Dans Cassation, le jeu entre un accord en tant que pur ensemble de hauteurs et en tant qu’objet de connotations littéraires et musicales est particulièrement frappant. La cassation, forme de la sérénade, va produire à nouveau ici l’association à la guitare, ainsi qu’à une courte pièce que Wagner avait offerte à Cosima, le thème « Porazzi » en la bémol (WWW 93), qui commence par une appoggiature inférieure de la quinte d’un accord de septième de dominante. Cet accord, caractérisé par un jeu entre quinte juste et quarte augmentée, va commander la scordatura des trois instruments à cordes et produire différentes échelles, toutes caractérisées par trois intervalles principaux (seconde mineure, seconde majeure, tierce mineure). À cela s’ajoutent des gammes « classées » pour ainsi dire (chromatiques, diatoniques, par tons entiers), tout cet ensemble n’apparaissant à nouveau que par intermittence, élimé, gratté, à la fois donné et retiré. L’œuvre frappe donc davantage par sa couleur instrumentale et la mise en scène des timbres (les cordes jouent le plus souvent avec un plectre, le piano ponctue, la clarinette semble s’étrangler, ne jamais accéder au chant amoureux), et une excitation rythmique presque méchante, avec une récurrence des rythmes de marche et de valse. Ces rythmes anciens reviennent souvent chez Pesson comme le fonds ou le point fixe qu’il s’agit de gommer ou de déstabiliser. Clichés ou objets trouvés, sauvés pour être aussitôt déconstruits et broyés – la valse dans Le gel, par jeu ou La lumière n’a pas de bras pour nous porter, un branle du Poitou, une gigue – leur verve passagère est en contradiction avec les sonorités strangulées et râpées qui les supportent. Lors de la création de l’opéra Pastorale, le critique H. K. Jungheinrich écrivait ainsi : « Le refus du pathos et le souffle court sont sa condition préalable. Pesson cite toutes sortes de types formels, surtout des danses, mais ils n’apparaissent pas seulement (comme chez Stravinsky) à l’état de squelette, mais sont véritablement pulvérisées. Une écriture aérée, fluide, estompée, jamais triomphante, qui peut se rapprocher du trivial (scène de la foire) et de l’humoristique, acquérant ainsi une légèreté d’insectes ».
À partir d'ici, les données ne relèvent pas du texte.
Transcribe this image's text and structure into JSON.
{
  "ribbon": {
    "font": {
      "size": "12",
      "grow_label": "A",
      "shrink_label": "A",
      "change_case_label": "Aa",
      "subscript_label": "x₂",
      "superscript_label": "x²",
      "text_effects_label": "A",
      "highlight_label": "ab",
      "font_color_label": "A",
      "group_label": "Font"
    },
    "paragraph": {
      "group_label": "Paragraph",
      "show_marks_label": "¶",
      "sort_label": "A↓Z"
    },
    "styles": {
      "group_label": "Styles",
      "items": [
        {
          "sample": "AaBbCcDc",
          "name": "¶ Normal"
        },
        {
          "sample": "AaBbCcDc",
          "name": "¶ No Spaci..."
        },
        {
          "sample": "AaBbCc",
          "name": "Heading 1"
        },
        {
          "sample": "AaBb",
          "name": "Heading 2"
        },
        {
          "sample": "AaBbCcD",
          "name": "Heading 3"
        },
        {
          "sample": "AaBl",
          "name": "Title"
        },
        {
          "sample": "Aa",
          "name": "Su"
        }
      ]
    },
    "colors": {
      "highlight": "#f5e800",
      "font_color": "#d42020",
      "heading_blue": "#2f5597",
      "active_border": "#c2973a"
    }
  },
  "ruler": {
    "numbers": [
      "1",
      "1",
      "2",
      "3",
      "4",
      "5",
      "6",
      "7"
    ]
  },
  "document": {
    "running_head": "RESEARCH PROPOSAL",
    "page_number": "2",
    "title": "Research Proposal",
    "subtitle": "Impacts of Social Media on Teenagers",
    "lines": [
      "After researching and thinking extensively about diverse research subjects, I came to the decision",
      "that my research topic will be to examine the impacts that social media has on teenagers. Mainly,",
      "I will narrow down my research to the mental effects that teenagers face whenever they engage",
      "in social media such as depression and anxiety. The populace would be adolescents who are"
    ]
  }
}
Paradoxalement, l’activité de filtrage et de soustraction paraît conférer a posteriori un statut de quasi-citation à l’ensemble des objets et figures. D’où une proximité particulière chez Pesson avec l’activité de la transcription, qui n’est pas uniquement délassement, vacance, dévotion, mais ressortit à la même impulsion fondamentale que la composition proprement dite, avec, ici, l’accent mis sur la mémoire ou un rapport affectif à tel objet musical, ou la façon dont il s’est installé dans une subjectivité. C’est le cas par exemple avec les Nebenstücke (« pièces à côté », « pièces déduites ») : dans le premier, la Barcarolle de l’op. 10 n° 4 de Brahms est instrumentée comme si elle s’était « oxydée » dans la mémoire, « comme un objet tombé dans la mer. Tâcher de la transcrire, c’était la repêcher, la retrouver assimilée à mes tentatives, chargée de ce que mon propre travail musical lui avait ajouté, jusqu’à la soustraire peut-être. ».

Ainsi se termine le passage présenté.